UTF-16 column offsets
While working on https://github.com/sublimelsp/LSP/pull/932, I learned that pyls does not handle UTF-16. It assumes that (row, col) pairs are in terms of UTF-32 points.
For the row it doesn't matter whether we agree on UTF-8, UTF-16 or UTF-32. For the col it does matter. Consider this line in a python file:
x="😋"
The closing " has a column offset of 5, not 4:
x = " 😋 "
0 1 2 3 45 6 (UTF-16)
If we add some characters to the string, say:
x="😋x"
then an incremental text sync notification will notify pyls that an x has been added at offset 5. This greatly confuses and breaks pyls.
The relevant code for handling incremental text sync looks to be here: https://github.com/palantir/python-language-server/blob/21833eafd4e254a79d35ca539967f3a010e8c2a1/pyls/workspace.py#L150-L191
Looks like
new.write(line[:start_col])
and
new.write(line[end_col:])
need more attention for UTF-16 to work.
Thanks for noticing this problem. You are welcome to submit a pull request to fix this.
I've checked out this repository, but there are more problems on the horizon. Everywhere where pyls takes a position or a range in the request method, we should do the UTF-16 conversion.
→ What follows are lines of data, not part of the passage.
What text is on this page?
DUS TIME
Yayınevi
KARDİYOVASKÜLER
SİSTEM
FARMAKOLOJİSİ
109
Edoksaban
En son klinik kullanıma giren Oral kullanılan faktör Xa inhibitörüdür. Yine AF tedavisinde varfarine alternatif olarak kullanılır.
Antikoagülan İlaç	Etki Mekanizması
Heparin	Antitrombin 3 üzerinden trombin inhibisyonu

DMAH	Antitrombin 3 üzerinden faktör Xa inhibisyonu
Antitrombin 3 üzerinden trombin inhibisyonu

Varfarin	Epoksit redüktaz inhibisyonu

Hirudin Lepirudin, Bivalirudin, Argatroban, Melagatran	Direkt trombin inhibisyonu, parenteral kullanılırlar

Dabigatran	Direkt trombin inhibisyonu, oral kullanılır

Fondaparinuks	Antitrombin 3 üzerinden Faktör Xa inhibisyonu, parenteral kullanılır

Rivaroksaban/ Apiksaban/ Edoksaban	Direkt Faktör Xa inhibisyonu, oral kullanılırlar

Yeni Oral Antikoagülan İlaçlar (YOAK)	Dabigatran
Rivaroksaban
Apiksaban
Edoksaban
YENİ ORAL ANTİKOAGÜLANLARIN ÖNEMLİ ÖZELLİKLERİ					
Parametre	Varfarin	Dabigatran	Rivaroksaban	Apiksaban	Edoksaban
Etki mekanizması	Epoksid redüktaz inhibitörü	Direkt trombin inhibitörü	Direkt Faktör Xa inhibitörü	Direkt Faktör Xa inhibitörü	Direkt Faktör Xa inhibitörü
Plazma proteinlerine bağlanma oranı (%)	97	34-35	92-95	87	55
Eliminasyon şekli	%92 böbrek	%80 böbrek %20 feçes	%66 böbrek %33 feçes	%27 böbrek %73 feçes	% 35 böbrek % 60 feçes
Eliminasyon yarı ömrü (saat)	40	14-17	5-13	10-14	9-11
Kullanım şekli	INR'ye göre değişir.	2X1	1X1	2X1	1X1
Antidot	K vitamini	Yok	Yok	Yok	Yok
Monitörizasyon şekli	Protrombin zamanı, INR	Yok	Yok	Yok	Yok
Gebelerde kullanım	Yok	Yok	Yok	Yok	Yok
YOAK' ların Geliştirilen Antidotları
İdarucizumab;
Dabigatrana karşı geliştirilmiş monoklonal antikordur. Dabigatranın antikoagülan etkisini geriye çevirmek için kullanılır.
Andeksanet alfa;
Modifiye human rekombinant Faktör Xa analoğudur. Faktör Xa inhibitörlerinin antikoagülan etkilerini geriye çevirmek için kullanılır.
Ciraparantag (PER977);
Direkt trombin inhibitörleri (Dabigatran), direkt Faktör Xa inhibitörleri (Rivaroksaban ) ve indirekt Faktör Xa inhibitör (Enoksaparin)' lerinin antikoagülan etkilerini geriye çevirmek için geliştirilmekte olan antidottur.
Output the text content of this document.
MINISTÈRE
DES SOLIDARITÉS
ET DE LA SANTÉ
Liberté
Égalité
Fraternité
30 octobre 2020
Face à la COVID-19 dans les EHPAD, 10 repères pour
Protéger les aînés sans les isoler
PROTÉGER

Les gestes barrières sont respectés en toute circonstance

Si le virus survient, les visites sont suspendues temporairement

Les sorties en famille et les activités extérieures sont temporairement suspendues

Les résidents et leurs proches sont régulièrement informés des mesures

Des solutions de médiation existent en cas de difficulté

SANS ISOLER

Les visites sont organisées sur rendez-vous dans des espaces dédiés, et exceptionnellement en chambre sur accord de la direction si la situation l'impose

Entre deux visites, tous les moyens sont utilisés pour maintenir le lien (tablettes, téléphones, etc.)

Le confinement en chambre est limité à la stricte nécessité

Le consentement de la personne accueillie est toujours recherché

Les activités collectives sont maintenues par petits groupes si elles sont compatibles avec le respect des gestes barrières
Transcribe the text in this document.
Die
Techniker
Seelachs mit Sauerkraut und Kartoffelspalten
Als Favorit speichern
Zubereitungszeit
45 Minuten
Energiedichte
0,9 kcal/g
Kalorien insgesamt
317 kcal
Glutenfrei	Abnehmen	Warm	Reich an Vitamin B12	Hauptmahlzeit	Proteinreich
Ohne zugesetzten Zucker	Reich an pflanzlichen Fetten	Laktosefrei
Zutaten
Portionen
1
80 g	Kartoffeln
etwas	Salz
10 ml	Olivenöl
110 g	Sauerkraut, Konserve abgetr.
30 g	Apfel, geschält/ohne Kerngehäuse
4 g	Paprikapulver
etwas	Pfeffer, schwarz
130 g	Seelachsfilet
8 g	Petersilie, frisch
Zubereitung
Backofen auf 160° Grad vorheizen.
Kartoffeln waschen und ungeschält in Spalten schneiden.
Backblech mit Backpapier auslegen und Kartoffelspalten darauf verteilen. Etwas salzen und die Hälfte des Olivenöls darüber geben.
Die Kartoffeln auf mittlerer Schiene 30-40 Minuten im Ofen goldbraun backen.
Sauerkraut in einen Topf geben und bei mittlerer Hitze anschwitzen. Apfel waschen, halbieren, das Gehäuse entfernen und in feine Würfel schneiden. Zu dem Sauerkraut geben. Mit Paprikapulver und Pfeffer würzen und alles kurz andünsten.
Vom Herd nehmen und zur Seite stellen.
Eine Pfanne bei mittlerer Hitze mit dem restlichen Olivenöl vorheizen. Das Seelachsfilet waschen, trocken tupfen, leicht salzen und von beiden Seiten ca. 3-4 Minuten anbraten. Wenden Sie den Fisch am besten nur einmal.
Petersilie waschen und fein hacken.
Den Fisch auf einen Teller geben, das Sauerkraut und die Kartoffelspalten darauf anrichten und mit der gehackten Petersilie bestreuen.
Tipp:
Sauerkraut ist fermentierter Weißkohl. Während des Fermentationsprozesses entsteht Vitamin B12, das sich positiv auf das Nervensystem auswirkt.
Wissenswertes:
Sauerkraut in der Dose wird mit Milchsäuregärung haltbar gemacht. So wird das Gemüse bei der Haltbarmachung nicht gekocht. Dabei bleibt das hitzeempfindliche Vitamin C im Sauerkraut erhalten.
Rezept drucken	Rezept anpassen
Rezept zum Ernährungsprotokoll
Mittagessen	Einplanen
From what I understand all "hooks" expect the position and range to be in UTF-32. So there needs to be a translation layer somewhere. I don't have enough of an overview of this codebase to make that decision.
I might be able to hack in a fix for the incremental text sync, but larger changes are needed.
For reference, clangd handles it like this:
https://github.com/llvm/llvm-project/blob/b632bd88a633c84eb2ce8f999119bc4e6c1ee98c/clang-tools-extra/clangd/SourceCode.cpp#L51-L82
By the way, if all source code is ASCII (most common case), then the problem won't show itself.
Correction: if the source code contains characters from the basic multilingual plane, then UTF-16 can encode that in one code point, so those characters will work by accident too.